En otras palabras, las personas que registraban muchas cosas como lindas tenían más posibilidades de transmitir sus genes que las personas que registraban muy pocas o ninguna. Entonces, encontrar cosas lindas, incluso encontrar demasiadas cosas lindas, se convirtió en una ventaja selectiva.

¿Qué me hace?

La corteza orbitofrontal, implicada en el procesamiento del placer y la emoción.
Créditos de la imagen Paul Wicks.

La ternura parece provocar un efecto muy poderoso en el cerebro. Hemos hablado sobre las señales físicas que lo construyen, sin embargo, la ternura no se limita a los estímulos visuales. Un estudio encontró que los otros sentidos, como los sonidos y olores positivos, también ayudan a reforzar los sentimientos de ternura. Además, algo lindo atrae nuestra atención como un imán, enciende una ráfaga de actividad en nuestro cerebro y altera nuestro comportamiento haciéndonos más compasivos.

Un efecto fuerte, ¿verdad? Bueno, tiene sentido que nuestros bebés, a diferencia de los de otras especies, dependan completamente de los adultos. Entonces, uno de los trabajos que realiza la ternura es asegurarse de que el bebé esté en la parte superior de la lista de prioridades de nuestro cerebro las 24 horas del día, los 7 días de la semana. Esta fuerte reacción está ahí por diseño, para hacer que los bebés sean difíciles de ignorar.

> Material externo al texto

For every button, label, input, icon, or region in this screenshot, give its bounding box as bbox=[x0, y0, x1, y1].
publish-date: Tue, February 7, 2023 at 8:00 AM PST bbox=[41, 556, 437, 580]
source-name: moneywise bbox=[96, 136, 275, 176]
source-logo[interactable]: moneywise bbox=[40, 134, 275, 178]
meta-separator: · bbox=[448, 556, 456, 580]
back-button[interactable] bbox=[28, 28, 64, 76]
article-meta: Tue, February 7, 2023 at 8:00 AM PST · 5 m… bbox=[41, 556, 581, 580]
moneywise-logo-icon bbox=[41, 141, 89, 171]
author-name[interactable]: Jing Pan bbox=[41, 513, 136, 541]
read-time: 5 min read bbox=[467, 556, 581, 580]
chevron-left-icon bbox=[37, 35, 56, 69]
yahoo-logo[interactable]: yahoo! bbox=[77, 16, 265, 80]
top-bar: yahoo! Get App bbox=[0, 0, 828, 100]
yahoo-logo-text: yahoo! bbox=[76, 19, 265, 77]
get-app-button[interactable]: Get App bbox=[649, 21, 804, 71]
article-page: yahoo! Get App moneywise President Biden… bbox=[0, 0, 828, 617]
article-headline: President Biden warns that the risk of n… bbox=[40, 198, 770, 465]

La ternura activa las redes cerebrales involucradas en el procesamiento de la emoción y el placer y nos hace más empáticos. Es por eso que mirar lindas imágenes de gatos en línea nos hace sentir tan bien . Es casi ridículamente eficaz para alterar el comportamiento: las investigaciones han demostrado que las personas prefieren mirar las caras lindas de los bebés a las caras atractivas de los adultos; eran más propensos a adoptar o regalar juguetes a bebés lindos; estaban dispuestos a esforzarse solo para mirar a los bebés lindos. Todo ello, independientemente del género, aunque no fuéramos padres.

También desencadena efectos más duraderos en el cerebro. Lo primero que hace nuestra libra de materia gris al ver algo lindo es activar la corteza orbitofrontal involucrada en el procesamiento de emociones y placer. Esta activación, sin embargo, también provoca procesos secundarios en otras redes cerebrales. Este patrón de actividad se ha asociado con el cuidado, la vinculación y el comportamiento de crianza.

Ver algo lindo, en otras palabras, comienza a preparar tu cerebro para la paternidad.